Jesus” is the anglicized spelling of the Hebrew name Yeshua or Yehoshua, the latter better known to English readers as “Joshua.” Moses prefixed the syllable Yah to the original name of Hoshea (“salvation”) to form the compound name Ye-hoshua, meaning, “Yahweh saves,” or “salvation of Yahweh” – (Numbers 13:16, Deuteronomy 32:44).

Son of God” among first-century Jews had messianic and royal connotations. It was part of the promise of kingship made to David, who became God’s “son” when he was installed on the throne of Israel. The Messiah was expected to inherit his throne on Mount Zion – (2 Samuel 7:14Psalm 2:6-9Hebrews 1:5-14).

As written in Isaiah.” The prophecy cited in Mark is a composite of verses from the books of Exodus, Isaiah, and Malachi, although the bulk of the text is drawn from Isaiah:

  • (Exodus 23:20) – “Behold, I send a messenger before you, to keep you by the way, and to bring you to the place which I have prepared.”
  • (Isaiah 40:3) – “The voice of one that cries, prepare in the wilderness the way of Yahweh; make level in the desert a highway for our God.”
  • (Malachi 3:1) “Behold, I send my messenger, and he will prepare the way before me: and the Lord, whom you seek will suddenly come to his temple; and the messenger of the covenant, whom you desire, behold, he comes, says Yahweh of hosts.”

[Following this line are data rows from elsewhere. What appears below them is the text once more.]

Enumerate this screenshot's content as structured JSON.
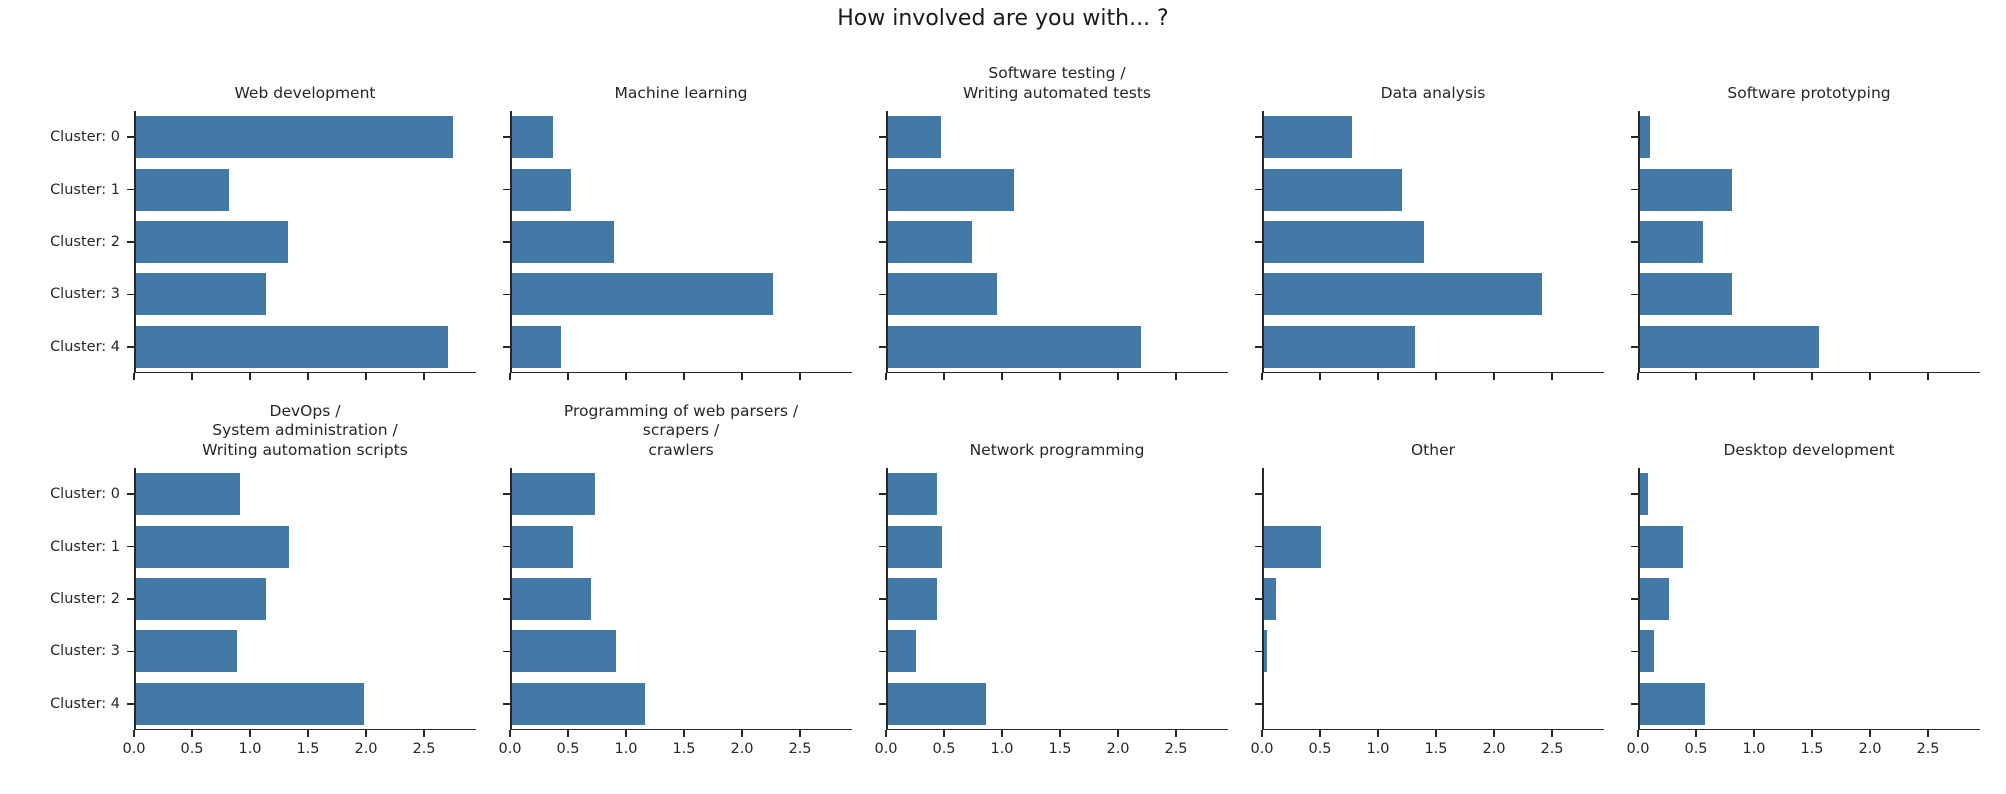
{
  "title": "How involved are you with... ?",
  "colors": {
    "bar": "#4379a7",
    "spine": "#262626",
    "text": "#262626"
  },
  "chart_data": {
    "type": "bar",
    "orientation": "horizontal",
    "title": "How involved are you with... ?",
    "grid": {
      "rows": 2,
      "cols": 5
    },
    "categories": [
      "Cluster: 0",
      "Cluster: 1",
      "Cluster: 2",
      "Cluster: 3",
      "Cluster: 4"
    ],
    "x_ticks": [
      0.0,
      0.5,
      1.0,
      1.5,
      2.0,
      2.5
    ],
    "x_tick_labels": [
      "0.0",
      "0.5",
      "1.0",
      "1.5",
      "2.0",
      "2.5"
    ],
    "xlim": [
      0,
      2.95
    ],
    "x_tick_labels_visible_rows": [
      1
    ],
    "legend": "none",
    "subplots": [
      {
        "title_lines": [
          "Web development"
        ],
        "values": [
          2.75,
          0.82,
          1.33,
          1.14,
          2.71
        ]
      },
      {
        "title_lines": [
          "Machine learning"
        ],
        "values": [
          0.37,
          0.53,
          0.9,
          2.27,
          0.44
        ]
      },
      {
        "title_lines": [
          "Software testing /",
          "Writing automated tests"
        ],
        "values": [
          0.47,
          1.1,
          0.74,
          0.96,
          2.2
        ]
      },
      {
        "title_lines": [
          "Data analysis"
        ],
        "values": [
          0.78,
          1.21,
          1.4,
          2.41,
          1.32
        ]
      },
      {
        "title_lines": [
          "Software prototyping"
        ],
        "values": [
          0.1,
          0.81,
          0.56,
          0.81,
          1.56
        ]
      },
      {
        "title_lines": [
          "DevOps /",
          "System administration /",
          "Writing automation scripts"
        ],
        "values": [
          0.91,
          1.34,
          1.14,
          0.89,
          1.98
        ]
      },
      {
        "title_lines": [
          "Programming of web parsers /",
          "scrapers /",
          "crawlers"
        ],
        "values": [
          0.73,
          0.54,
          0.7,
          0.91,
          1.16
        ]
      },
      {
        "title_lines": [
          "Network programming"
        ],
        "values": [
          0.44,
          0.48,
          0.44,
          0.26,
          0.86
        ]
      },
      {
        "title_lines": [
          "Other"
        ],
        "values": [
          0.0,
          0.51,
          0.12,
          0.04,
          0.0
        ]
      },
      {
        "title_lines": [
          "Desktop development"
        ],
        "values": [
          0.09,
          0.39,
          0.27,
          0.14,
          0.58
        ]
      }
    ]
  }
}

The quotation from Exodus is appropriate. Originally, it was a promise to keep Israel safe in the “wilderness,” and to lead her to the Promised Land. Thus, Jesus was the true Israel, poised to traverse the “wilderness” and lead his people to inherit the promised kingdom.

Mark has threaded other themes from the history of Israel into his account. But the ministry of the Messiah was far more than a replay of that ancient story, or an attempt by Jesus to succeed where Israel had failed, though he certainly did do the latter. Instead, in his life, death, and resurrection, the plan of Yahweh to redeem humanity and the Cosmos itself from bondage to sin, Satan, and death began to unfold.